Rol orientatie - institutionalized orientatie (collectief, formeel, sequentieel, fixed, serial,
diverstiture)
- Individuele orientatie(individueel, informeel, willekeurig, variabel,
disjunctive, investiture).
Verschillende organisatierituelen om normen en waarden te communiceren:
1) Doorgangsritueel: leren en internaliseren van normen en waarden
2) Integratieritueel: het bouwen van gezamelijke normen en waarden
3) Verrijkingsritueel: motiveren betrokkenheid normen en waarden
De organisatiecultuur ontwikkelt zicht tussen de interactie van 4 factoren. De interactie tussen deze
factoren produceert verschillende culturen in verschillende organisaties en brengt veranderingen in
cultuur met zich mee.
1) Menselijke eigenschappen in organisatie. Werknemers hebben verschillende waarden,
persoonlijkheden en ethieken.
2) Organisatie-ethieken (= de morele waarde, overtuiging en regels die de normale manier
vestigen waarop organisatie-stakeholders met elkaar en met het organisatie-milieu omgaan).

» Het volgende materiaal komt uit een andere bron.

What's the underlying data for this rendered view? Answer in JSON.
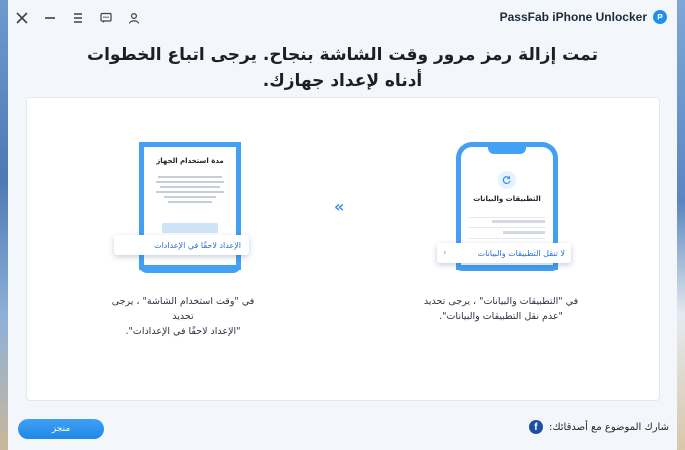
{
  "app": {
    "title": "PassFab iPhone Unlocker",
    "accent": "#1f8ff0"
  },
  "titlebar": {
    "icons": [
      "close-icon",
      "minimize-icon",
      "menu-icon",
      "feedback-icon",
      "account-icon"
    ]
  },
  "heading": {
    "text": "تمت إزالة رمز مرور وقت الشاشة بنجاح. يرجى اتباع الخطوات أدناه لإعداد جهازك."
  },
  "steps": {
    "right": {
      "screen_title": "التطبيقات والبيانات",
      "callout": "لا تنقل التطبيقات والبيانات",
      "caption_line1": "في \"التطبيقات والبيانات\" ، يرجى تحديد",
      "caption_line2": "\"عدم نقل التطبيقات والبيانات\"."
    },
    "left": {
      "screen_title": "مدة استخدام الجهاز",
      "callout": "الإعداد لاحقًا في الإعدادات",
      "caption_line1": "في \"وقت استخدام الشاشة\" ، يرجى تحديد",
      "caption_line2": "\"الإعداد لاحقًا في الإعدادات\"."
    },
    "arrow": "«"
  },
  "footer": {
    "done_label": "منجز",
    "share_label": "شارك الموضوع مع أصدقائك:"
  }
}
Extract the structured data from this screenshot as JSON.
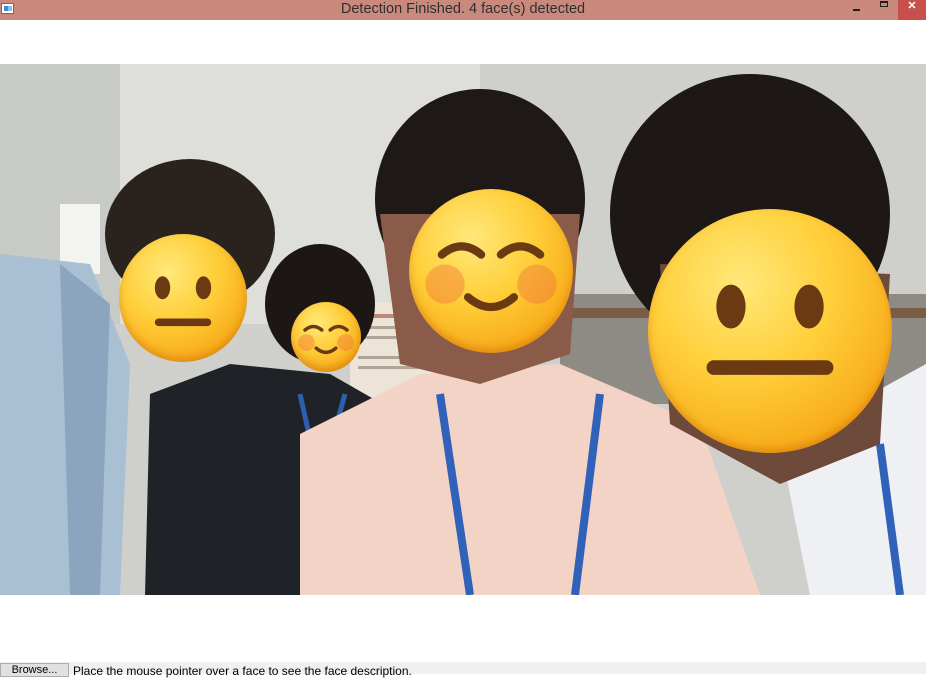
{
  "window": {
    "title": "Detection Finished. 4 face(s) detected",
    "icons": [
      "app-icon",
      "minimize-icon",
      "maximize-icon",
      "close-icon"
    ],
    "close_glyph": "✕"
  },
  "photo": {
    "faces": [
      {
        "emoji": "neutral-face"
      },
      {
        "emoji": "smiling-face"
      },
      {
        "emoji": "smiling-face"
      },
      {
        "emoji": "neutral-face"
      }
    ]
  },
  "footer": {
    "browse_button_label": "Browse...",
    "status_text": "Place the mouse pointer over a face to see the face description."
  },
  "colors": {
    "titlebar": "#c98a7d",
    "close_button": "#c7504a",
    "emoji_yellow": "#ffcf3a"
  }
}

Ontwikkeling culturele waarden om werknemers gedrag te controleren. Drie factoren
hebben invloed op organisatie-ethiek: proffesionele-, individuele- en sociale-ethiek.
3) Eigendomsrecht (= het recht die een organisatie geeft aan haar werknemers om organisatie-
resources te ontvangen en te gebruiken).
4) Organisatiestructuur (= formele systeem van taken en autoriteitenrelaties die een
organisatie heeft om haar activiteiten te controleren).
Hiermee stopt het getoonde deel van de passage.